2. I can understand how such quotes might be embarrassing (a) to an author who professes that SEF is basically if not completely valid instrument, and (b) to a practitioner trying to convince faculty and administrators to use them in faculty evaluation programs. I have never heard of a consultant who suggests that SEF have been shown to be invalid. Given Theall’s critique let me make it very clear that I am not here indicting consultants. I have done and occasionally do consulting myself. I would like to say that Theall (et al.)---in word, I can not speak for deed--- does recognize most of what needs to be done to make SEF use in administrative decisions reasonably ethical.
3. Requests for prepublication copies of Greenwald’s articles should be sent to http://weber.u.washington.edu/~agg/
4. Theall goes on to say, "Stake says that ratings undermine the faith and trust students must place in teachers." Given his opinion of ratings, I assume that he must then feel that teachers have no need to place faith or trust in their students.

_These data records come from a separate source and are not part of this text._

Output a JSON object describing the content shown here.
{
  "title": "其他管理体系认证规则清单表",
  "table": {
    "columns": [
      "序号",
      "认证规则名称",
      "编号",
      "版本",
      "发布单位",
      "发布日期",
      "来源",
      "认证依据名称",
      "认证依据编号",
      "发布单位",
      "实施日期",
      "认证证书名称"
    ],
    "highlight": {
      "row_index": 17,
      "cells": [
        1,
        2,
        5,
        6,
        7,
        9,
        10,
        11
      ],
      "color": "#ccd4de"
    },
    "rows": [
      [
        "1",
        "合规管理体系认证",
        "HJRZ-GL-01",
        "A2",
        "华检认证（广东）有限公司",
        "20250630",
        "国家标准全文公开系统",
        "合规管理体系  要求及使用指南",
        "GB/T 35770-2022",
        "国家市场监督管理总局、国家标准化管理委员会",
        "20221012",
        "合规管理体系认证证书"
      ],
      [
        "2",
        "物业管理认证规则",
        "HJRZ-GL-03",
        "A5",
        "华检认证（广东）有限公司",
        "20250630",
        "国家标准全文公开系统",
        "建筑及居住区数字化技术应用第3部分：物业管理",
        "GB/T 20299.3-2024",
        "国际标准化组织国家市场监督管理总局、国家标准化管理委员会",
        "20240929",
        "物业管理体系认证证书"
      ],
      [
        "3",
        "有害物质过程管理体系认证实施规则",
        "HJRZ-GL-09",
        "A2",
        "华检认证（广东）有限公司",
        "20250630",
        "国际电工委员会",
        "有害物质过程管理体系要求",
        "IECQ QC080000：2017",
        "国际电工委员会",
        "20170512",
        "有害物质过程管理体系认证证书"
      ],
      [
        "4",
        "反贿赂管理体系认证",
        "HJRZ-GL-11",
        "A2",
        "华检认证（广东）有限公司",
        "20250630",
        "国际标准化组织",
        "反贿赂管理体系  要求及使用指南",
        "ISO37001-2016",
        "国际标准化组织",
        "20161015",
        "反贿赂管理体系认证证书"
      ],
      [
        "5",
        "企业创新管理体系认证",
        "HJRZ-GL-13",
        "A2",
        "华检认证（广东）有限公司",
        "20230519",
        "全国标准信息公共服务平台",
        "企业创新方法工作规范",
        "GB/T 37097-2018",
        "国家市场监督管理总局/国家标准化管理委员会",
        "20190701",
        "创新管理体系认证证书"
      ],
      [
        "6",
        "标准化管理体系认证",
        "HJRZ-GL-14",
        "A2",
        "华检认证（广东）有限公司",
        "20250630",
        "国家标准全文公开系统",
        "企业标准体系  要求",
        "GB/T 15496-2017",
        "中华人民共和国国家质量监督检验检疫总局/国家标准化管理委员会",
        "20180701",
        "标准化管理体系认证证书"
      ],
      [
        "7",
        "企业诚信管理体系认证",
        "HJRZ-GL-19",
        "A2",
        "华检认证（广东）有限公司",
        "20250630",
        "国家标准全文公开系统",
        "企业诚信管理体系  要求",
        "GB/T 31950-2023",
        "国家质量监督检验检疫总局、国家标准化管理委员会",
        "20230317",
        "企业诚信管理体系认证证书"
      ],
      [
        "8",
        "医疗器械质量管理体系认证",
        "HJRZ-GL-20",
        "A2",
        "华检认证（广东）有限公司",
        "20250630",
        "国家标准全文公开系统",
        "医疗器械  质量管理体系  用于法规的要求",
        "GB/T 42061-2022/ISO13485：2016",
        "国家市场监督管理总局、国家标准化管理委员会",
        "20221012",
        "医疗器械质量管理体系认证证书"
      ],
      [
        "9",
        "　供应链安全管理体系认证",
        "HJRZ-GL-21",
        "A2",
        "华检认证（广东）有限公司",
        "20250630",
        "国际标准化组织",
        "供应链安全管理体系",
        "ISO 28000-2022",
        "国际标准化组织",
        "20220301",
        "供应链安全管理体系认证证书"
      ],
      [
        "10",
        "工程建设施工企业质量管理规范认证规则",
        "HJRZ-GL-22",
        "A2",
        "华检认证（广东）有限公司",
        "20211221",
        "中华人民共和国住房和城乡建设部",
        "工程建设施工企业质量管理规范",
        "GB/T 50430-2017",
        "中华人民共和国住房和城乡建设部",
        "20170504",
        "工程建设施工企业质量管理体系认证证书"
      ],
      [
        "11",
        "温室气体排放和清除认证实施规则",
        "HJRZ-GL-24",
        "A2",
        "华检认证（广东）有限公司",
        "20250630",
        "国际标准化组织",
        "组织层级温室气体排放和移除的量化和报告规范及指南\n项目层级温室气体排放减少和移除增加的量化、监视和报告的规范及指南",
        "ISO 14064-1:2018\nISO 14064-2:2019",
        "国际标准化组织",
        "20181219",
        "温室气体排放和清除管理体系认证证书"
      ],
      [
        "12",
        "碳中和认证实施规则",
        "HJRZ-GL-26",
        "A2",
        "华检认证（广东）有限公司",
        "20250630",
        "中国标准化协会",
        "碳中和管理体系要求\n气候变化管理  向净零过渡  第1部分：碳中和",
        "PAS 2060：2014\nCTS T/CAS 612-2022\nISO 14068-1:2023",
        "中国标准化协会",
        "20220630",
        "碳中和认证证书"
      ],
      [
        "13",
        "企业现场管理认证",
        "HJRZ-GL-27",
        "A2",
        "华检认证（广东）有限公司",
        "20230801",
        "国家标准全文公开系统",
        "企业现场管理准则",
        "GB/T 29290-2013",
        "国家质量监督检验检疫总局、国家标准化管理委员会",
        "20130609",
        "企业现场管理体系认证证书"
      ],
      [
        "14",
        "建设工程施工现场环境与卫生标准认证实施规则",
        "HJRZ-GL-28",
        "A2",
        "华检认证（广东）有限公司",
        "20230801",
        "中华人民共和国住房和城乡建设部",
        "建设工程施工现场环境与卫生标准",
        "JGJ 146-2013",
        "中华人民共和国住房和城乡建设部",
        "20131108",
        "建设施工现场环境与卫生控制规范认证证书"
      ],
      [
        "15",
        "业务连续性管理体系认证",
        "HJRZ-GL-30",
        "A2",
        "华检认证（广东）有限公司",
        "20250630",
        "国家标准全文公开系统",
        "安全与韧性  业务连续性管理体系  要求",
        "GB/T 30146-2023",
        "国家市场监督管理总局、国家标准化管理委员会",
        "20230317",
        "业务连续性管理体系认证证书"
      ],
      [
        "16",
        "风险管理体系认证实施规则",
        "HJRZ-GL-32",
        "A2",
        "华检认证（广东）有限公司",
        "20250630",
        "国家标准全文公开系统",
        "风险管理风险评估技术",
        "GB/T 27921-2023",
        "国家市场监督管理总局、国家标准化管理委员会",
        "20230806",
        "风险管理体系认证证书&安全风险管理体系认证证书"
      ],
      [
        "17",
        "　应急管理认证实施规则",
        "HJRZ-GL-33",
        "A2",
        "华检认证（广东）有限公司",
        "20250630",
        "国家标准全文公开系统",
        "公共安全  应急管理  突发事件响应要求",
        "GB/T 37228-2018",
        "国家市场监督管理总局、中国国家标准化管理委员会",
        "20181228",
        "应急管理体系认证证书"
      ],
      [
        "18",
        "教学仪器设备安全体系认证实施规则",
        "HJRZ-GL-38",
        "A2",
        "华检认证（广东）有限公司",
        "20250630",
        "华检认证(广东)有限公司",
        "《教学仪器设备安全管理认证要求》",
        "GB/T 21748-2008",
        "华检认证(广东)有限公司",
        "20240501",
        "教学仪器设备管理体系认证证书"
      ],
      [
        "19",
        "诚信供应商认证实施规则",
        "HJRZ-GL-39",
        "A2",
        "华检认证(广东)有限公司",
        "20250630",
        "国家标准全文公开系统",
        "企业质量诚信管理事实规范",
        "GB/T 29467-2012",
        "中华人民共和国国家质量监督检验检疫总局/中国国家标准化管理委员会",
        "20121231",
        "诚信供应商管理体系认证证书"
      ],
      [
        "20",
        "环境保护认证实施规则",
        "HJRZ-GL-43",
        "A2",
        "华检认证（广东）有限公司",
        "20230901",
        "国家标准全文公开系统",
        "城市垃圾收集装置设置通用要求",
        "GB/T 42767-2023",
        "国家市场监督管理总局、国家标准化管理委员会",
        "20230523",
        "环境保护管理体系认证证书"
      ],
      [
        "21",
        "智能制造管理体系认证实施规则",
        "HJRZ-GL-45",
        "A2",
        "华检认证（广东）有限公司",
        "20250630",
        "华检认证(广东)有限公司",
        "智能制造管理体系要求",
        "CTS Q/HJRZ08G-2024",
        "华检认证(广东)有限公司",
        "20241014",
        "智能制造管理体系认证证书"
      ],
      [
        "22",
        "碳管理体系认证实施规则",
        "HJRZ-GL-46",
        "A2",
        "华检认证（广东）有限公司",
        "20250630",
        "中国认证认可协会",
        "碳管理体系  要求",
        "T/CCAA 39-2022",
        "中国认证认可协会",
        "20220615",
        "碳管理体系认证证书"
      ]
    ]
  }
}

This paternalism is antiquated and unrealistic. The logic by which it is unacceptable for Stake not to trust (valid?) perceptions of students, but acceptable for Theall not to trust the perceptions of scholars, escapes me, just a as does his calling Stake’s view of students paternalistic and not seeing that his own views of his not trusting scholars to correctly read research is paternalistic. Though he does recognize his view sounds elitist, he says it is really not.
5. I wonder what Theall would say about child psychologists who have no children of their own, or about healthy psychotherapists who treat the mentally disordered.